In these days I have grown faint. I have found it hard to find hope of ever bringing the boys home. If you would have told me one year ago that in one year we still would have not went on our first visit, I probably could not have managed the year. I guess that is why we are admonished in God’s word not to worry about tomorrow. Currently Haiti is in need of prayer. There are a lot of political things going on. Bus drivers are striking the price of gas, making it impossible for many to get to work, including AWAA workers and IEBSR employees. This on top of our other issues of waiting, make the days seem like forever. I honestly at times feel like it will never happen. My only stability in these times is the Word of God and His spirit to sustain me. I look at their pictures and pray for the Lord to help me. I read today in Romans about Abraham:
18 Against all hope, Abraham in hope believed and so became the father of many nations, just as it had been said to him, “So shall your offspring be.”[a]

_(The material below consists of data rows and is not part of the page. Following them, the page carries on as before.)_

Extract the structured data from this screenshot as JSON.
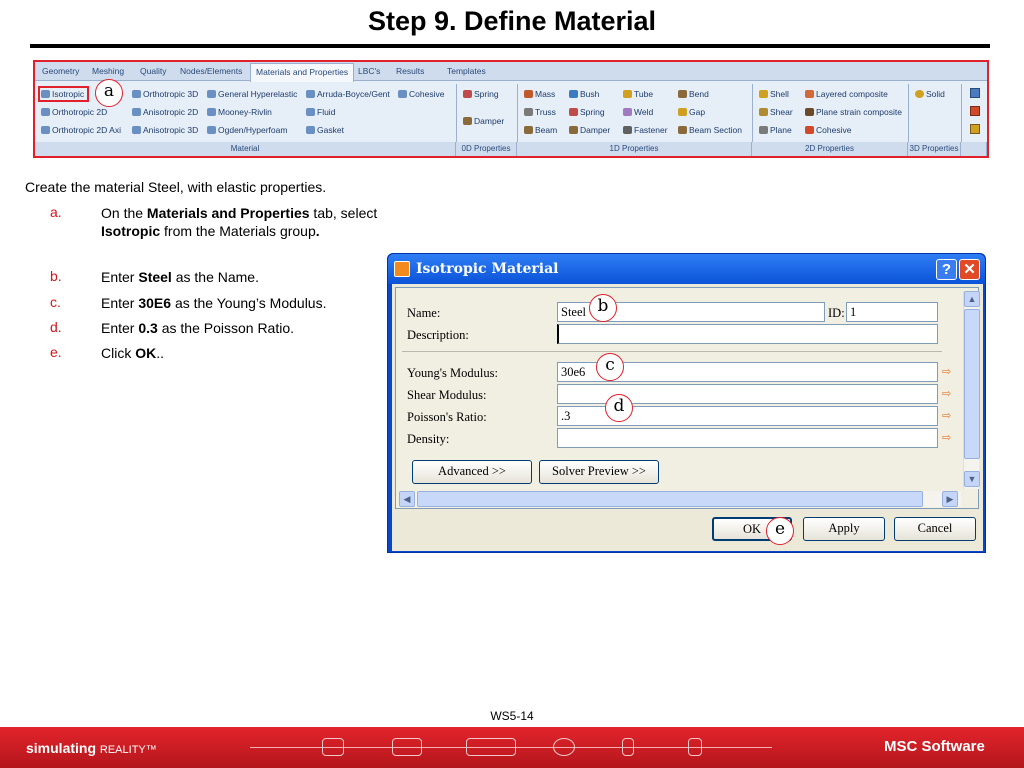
{
  "slide": {
    "title": "Step 9. Define Material",
    "page_number": "WS5-14"
  },
  "ribbon": {
    "tabs": [
      "Geometry",
      "Meshing",
      "Quality",
      "Nodes/Elements",
      "Materials and Properties",
      "LBC's",
      "Results",
      "Templates"
    ],
    "active_tab": "Materials and Properties",
    "material_items": [
      "Isotropic",
      "Orthotropic 2D",
      "Orthotropic 2D Axi",
      "Orthotropic 3D",
      "Anisotropic 2D",
      "Anisotropic 3D",
      "General Hyperelastic",
      "Mooney-Rivlin",
      "Ogden/Hyperfoam",
      "Arruda-Boyce/Gent",
      "Fluid",
      "Gasket",
      "Cohesive"
    ],
    "zero_d_items": [
      "Spring",
      "Damper"
    ],
    "one_d_items": [
      "Mass",
      "Truss",
      "Beam",
      "Bush",
      "Spring",
      "Damper",
      "Tube",
      "Weld",
      "Fastener",
      "Bend",
      "Gap",
      "Beam Section"
    ],
    "two_d_items": [
      "Shell",
      "Shear",
      "Plane",
      "Layered composite",
      "Plane strain composite",
      "Cohesive"
    ],
    "three_d_items": [
      "Solid"
    ],
    "groups": [
      "Material",
      "0D Properties",
      "1D Properties",
      "2D Properties",
      "3D Properties"
    ]
  },
  "instructions": {
    "intro": "Create the material Steel, with elastic properties.",
    "steps": [
      {
        "letter": "a.",
        "pre": "On the ",
        "b1": "Materials and Properties",
        "mid": " tab, select ",
        "b2": "Isotropic",
        "post": " from the Materials group",
        "end": "."
      },
      {
        "letter": "b.",
        "pre": "Enter ",
        "b1": "Steel",
        "post": " as the Name."
      },
      {
        "letter": "c.",
        "pre": "Enter ",
        "b1": "30E6",
        "post": " as the Young’s Modulus."
      },
      {
        "letter": "d.",
        "pre": "Enter ",
        "b1": "0.3",
        "post": " as the Poisson Ratio."
      },
      {
        "letter": "e.",
        "pre": "Click ",
        "b1": "OK",
        "post": ".."
      }
    ]
  },
  "dialog": {
    "title": "Isotropic Material",
    "help": "?",
    "close": "✕",
    "name_label": "Name:",
    "name_value": "Steel",
    "id_label": "ID:",
    "id_value": "1",
    "description_label": "Description:",
    "description_value": "",
    "youngs_label": "Young's Modulus:",
    "youngs_value": "30e6",
    "shear_label": "Shear Modulus:",
    "shear_value": "",
    "poisson_label": "Poisson's Ratio:",
    "poisson_value": ".3",
    "density_label": "Density:",
    "density_value": "",
    "advanced_button": "Advanced >>",
    "solver_preview_button": "Solver Preview >>",
    "ok_button": "OK",
    "apply_button": "Apply",
    "cancel_button": "Cancel"
  },
  "callouts": {
    "a": "a",
    "b": "b",
    "c": "c",
    "d": "d",
    "e": "e"
  },
  "footer": {
    "tagline_bold": "simulating",
    "tagline_rest": "REALITY™",
    "brand": "MSC Software"
  },
  "colors": {
    "accent_red": "#e0202a",
    "step_letter_red": "#d4141c",
    "dialog_blue": "#0a52d8",
    "footer_red": "#c81c22"
  }
}
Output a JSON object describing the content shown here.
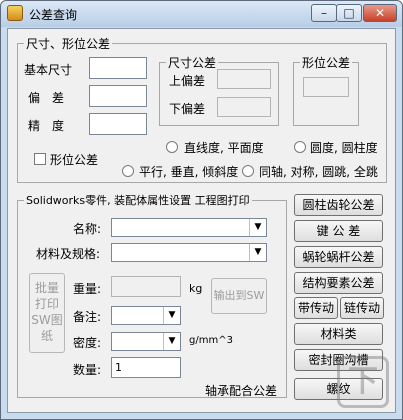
{
  "window": {
    "title": "公差查询",
    "minimize": "–",
    "maximize": "□",
    "close": "✕"
  },
  "tolerance_group": {
    "title": "尺寸、形位公差",
    "nominal_size_label": "基本尺寸",
    "deviation_label": "偏　差",
    "precision_label": "精　度",
    "size_tolerance_title": "尺寸公差",
    "upper_deviation_label": "上偏差",
    "lower_deviation_label": "下偏差",
    "form_tolerance_title": "形位公差",
    "form_tolerance_checkbox": "形位公差",
    "radios": [
      "直线度, 平面度",
      "圆度, 圆柱度",
      "平行, 垂直, 倾斜度",
      "同轴, 对称, 圆跳, 全跳"
    ]
  },
  "sw_group": {
    "title": "Solidworks零件, 装配体属性设置 工程图打印",
    "name_label": "名称:",
    "material_label": "材料及规格:",
    "weight_label": "重量:",
    "weight_unit": "kg",
    "note_label": "备注:",
    "density_label": "密度:",
    "density_unit": "g/mm^3",
    "quantity_label": "数量:",
    "quantity_value": "1",
    "print_button": "批量打印SW图纸",
    "output_button": "输出到SW"
  },
  "right_buttons": [
    "圆柱齿轮公差",
    "键 公 差",
    "蜗轮蜗杆公差",
    "结构要素公差"
  ],
  "small_buttons": [
    "带传动",
    "链传动"
  ],
  "bottom_buttons": [
    "材料类",
    "密封圈沟槽",
    "螺纹"
  ],
  "bearing_label": "轴承配合公差",
  "watermark": "下"
}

Against all hope, he in HOPE believed. And so it feels as though I am without hope, without any outward sign of progress, of any moving forward.
And then the Psalms again speak to my soul and become my prayer:
Hear my cry, O God;
listen to my prayer.
2 From the ends of the earth I call to you,
I call as my heart grows faint;
lead me to the rock that is higher than I.
3 For you have been my refuge,
a strong tower against the foe.
I did not know I would need to grow strong in my faith in the waiting. But, this is our only option.
The most recent picture I have of our sons, one of them is in shoes way too big, and a shirt way too small, and his face looked so sad. I wrote this poem to them after seeing that picture.
I see your face in the picture and I see the shoes that are way too big.
I see your sadness in this one and know, you need a hug today.
I cannot give you one myself for you are a thousand miles away.
So I prayed and asked the Lord to give you one for me,
And asked Him to make sure you are okay….
Until I can hug you,
Until I can dry your tear,
He will hold you by His Spirit,
Please little sons do not fear.
Continued coveting of your prayers for God to move mountains and bring our sons home.